Torting Removed Pieces From Cake Layer - Help!

Decorating By babycakes1 Updated 10 Jan 2010 , 12:36am by pattycakesnj

babycakes1 Posted 9 Jan 2010 , 7:21pm
post #1 of 7

Apparently my cake was still too warm when I started to "torte?" my cake (started sawing with that wire thing to make it appear flat) when all of a sudden big (and little) pieces separated from the main part of the cake. icon_surprised.gif

How do I fix it? Do I try to squish some pieces back in to make it appear closer to a normal cake? What happens when the birthday girl goes to cut it? Or do I just fill the gaps with icing?

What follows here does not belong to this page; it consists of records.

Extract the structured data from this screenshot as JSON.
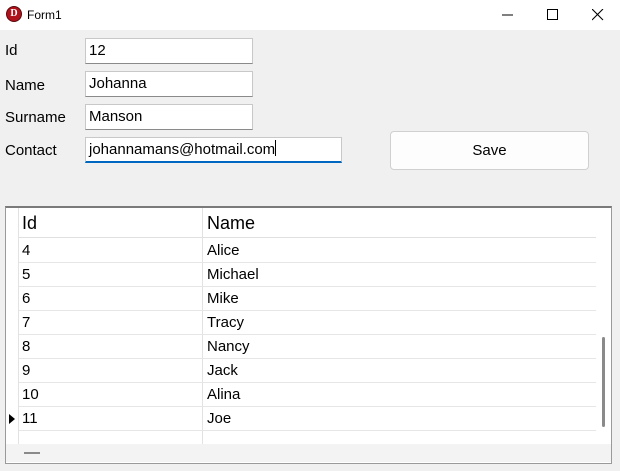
{
  "window": {
    "title": "Form1",
    "icon_letter": "D",
    "accent_color": "#b0121b"
  },
  "form": {
    "id_label": "Id",
    "id_value": "12",
    "name_label": "Name",
    "name_value": "Johanna",
    "surname_label": "Surname",
    "surname_value": "Manson",
    "contact_label": "Contact",
    "contact_value": "johannamans@hotmail.com",
    "save_label": "Save"
  },
  "grid": {
    "columns": [
      "Id",
      "Name"
    ],
    "rows": [
      {
        "id": "4",
        "name": "Alice"
      },
      {
        "id": "5",
        "name": "Michael"
      },
      {
        "id": "6",
        "name": "Mike"
      },
      {
        "id": "7",
        "name": "Tracy"
      },
      {
        "id": "8",
        "name": "Nancy"
      },
      {
        "id": "9",
        "name": "Jack"
      },
      {
        "id": "10",
        "name": "Alina"
      },
      {
        "id": "11",
        "name": "Joe"
      }
    ],
    "current_row_index": 7
  }
}
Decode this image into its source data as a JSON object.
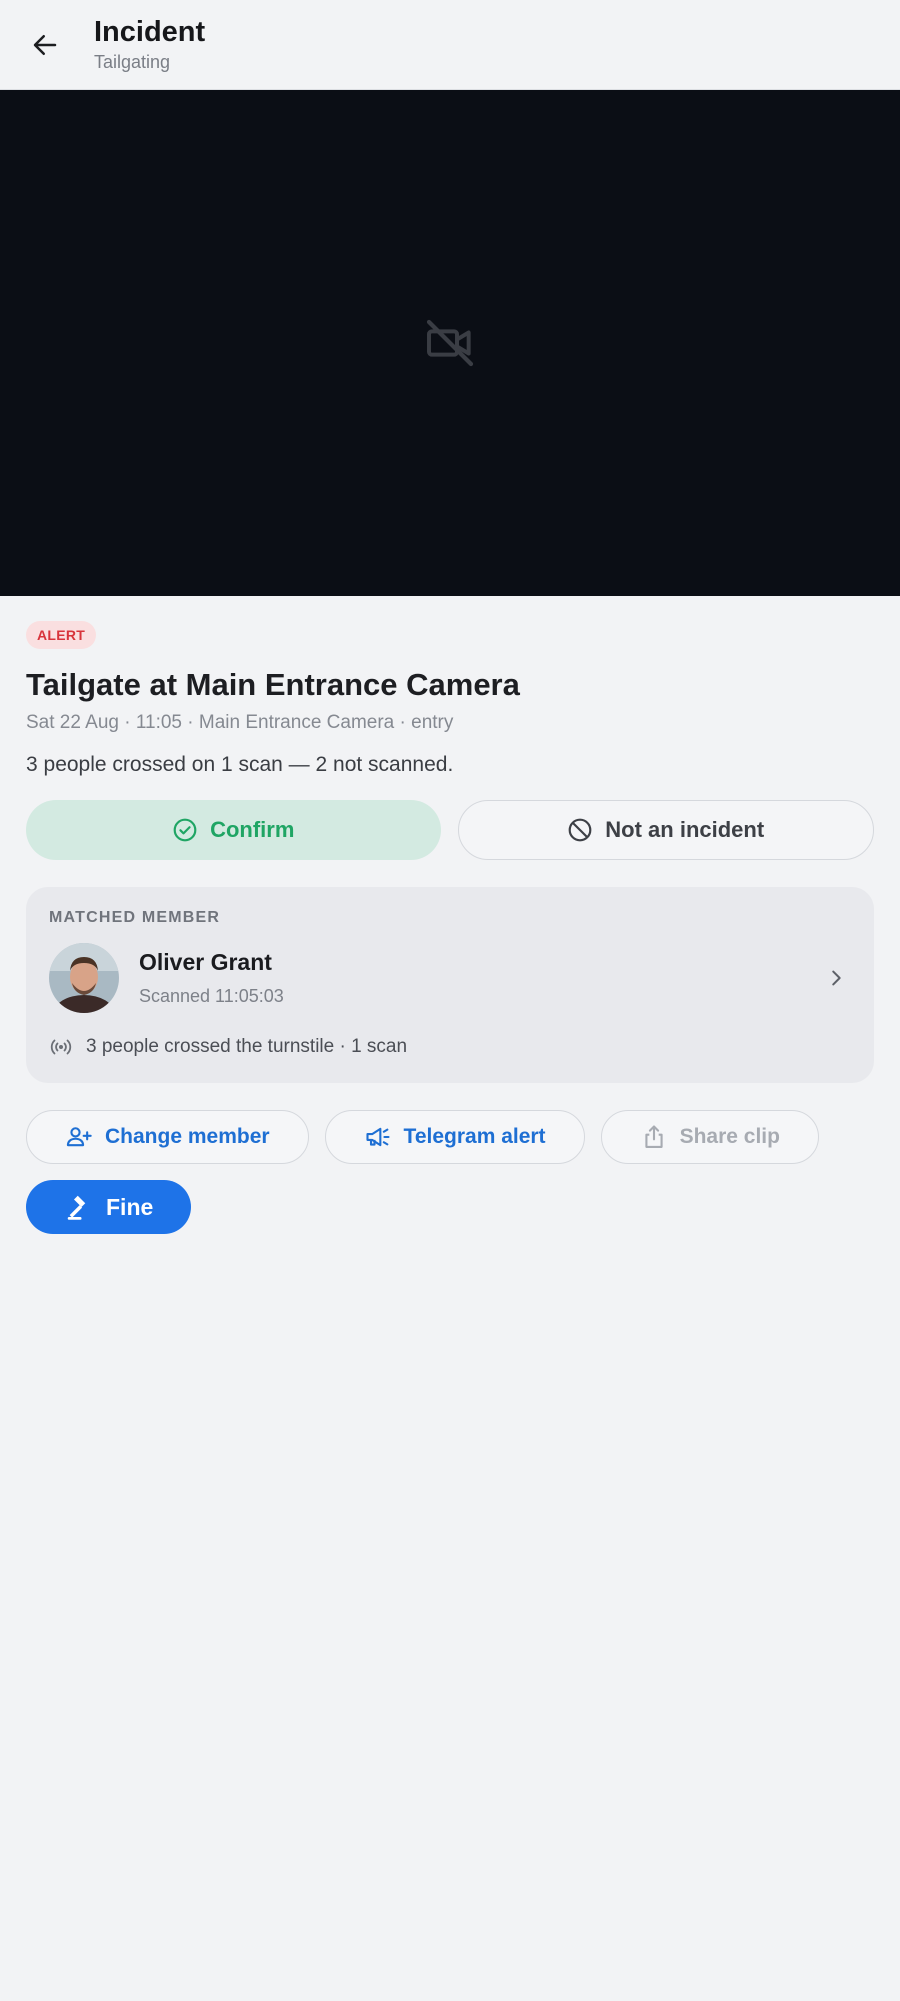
{
  "header": {
    "title": "Incident",
    "subtitle": "Tailgating"
  },
  "video": {
    "icon": "videocam-off-icon"
  },
  "incident": {
    "badge": "ALERT",
    "title": "Tailgate at Main Entrance Camera",
    "meta": "Sat 22 Aug · 11:05 · Main Entrance Camera · entry",
    "summary": "3 people crossed on 1 scan — 2 not scanned."
  },
  "actions": {
    "confirm_label": "Confirm",
    "not_incident_label": "Not an incident"
  },
  "member_card": {
    "section_label": "MATCHED MEMBER",
    "name": "Oliver Grant",
    "scanned": "Scanned 11:05:03",
    "crossed_text": "3 people crossed the turnstile · 1 scan"
  },
  "chips": {
    "change_member": "Change member",
    "telegram_alert": "Telegram alert",
    "share_clip": "Share clip",
    "fine": "Fine"
  },
  "colors": {
    "accent": "#1e73e8",
    "confirm_green": "#1fa564",
    "alert_red": "#d8343b"
  }
}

Any suggestions are greatly appreciated!

P.S. Thank you in advance for taking the time to read my post - I truly don't know what I'd do without this site!

6 replies
brincess_b Posted 9 Jan 2010 , 7:37pm
post #2 of 7

if its not too bad, id do a repair job, stick it back together with a little bc. chances are no on will notice or think they got bonus filling.
if it is really falling apart, or is very crumbly, u may just need to rebake unfortunately.
(torting is when you split one sponge into layers - leveling is when you cut the top off to make it appear flat)
xx

pattycakesnj Posted 9 Jan 2010 , 7:38pm
post #3 of 7

depending of where they fell from and the size, you can stick them back on with frosting. If you are using the Wilton leveler, trash it, that may be your problem. I tort with dental floss. Use a serrated knife to cut in a little all around the cake and then put unwaxed dental floss thru the cut side and pull it thru the cake. Works like a charm. (I keep a roll of floss in my cak e tool box. Good luck and hth.

mckaren Posted 9 Jan 2010 , 9:59pm
post #4 of 7

I always chill my cake before I torte and when I use my leveler (not wilton but i think it's the same style - looks like a saw) I don't saw straight across, I go in a circle around the edge and gradually end up in the middle.

redpanda Posted 9 Jan 2010 , 11:08pm
post #5 of 7
Quote:
Originally Posted by pattycakesnj

If you are using the Wilton leveler, trash it, that may be your problem. I tort with dental floss. Use a serrated knife to cut in a little all around the cake and then put unwaxed dental floss thru the cut side and pull it thru the cake. Works like a charm. (I keep a roll of floss in my cak e tool box. Good luck and hth.




I think that the Wilton leveler works for some and doesn't work for others. I haven't had a single problem with it in about 10 years. Maybe it has to do with technique or cake texture.

Do you measure all around your cake and mark it somehow before cutting all around the cake? (Also, what do you mean by "thru the cut site" if you cut a little all around?) I want to try the dental floss method for cakes that I can't use the leveler for. (I just bought some 3" pans and have some large diameter pans that don't work with the Wilton leveler.)

CarolAnn Posted 9 Jan 2010 , 11:34pm
post #6 of 7

DON'T TRASH IT!!! I have both the large (saw type) and small (wire) levelers and they work very well for me. I do suggest you make sure your cake is completely cooled or chilled before you attempt to tort or level. I tried torting with floss once and found that unless I pulled it perfectly straight/level thru the cake I had a problem. The wire leveler is really very easy to use. Please give it another try. It takes a little getting used to, like most things worth doing.

pattycakesnj Posted 10 Jan 2010 , 12:36am
post #7 of 7

With the dental floss, you have to go all around the sides of the cake with a knife, really just scoring the outer edge of cake. Then you go back with the floss to the area you scored and pull it thru, holding the floss in each hand on either side of the cake. You do need to keep it fairly straight and try to come out the other side of the cake where you scored it. Hope that makes sense.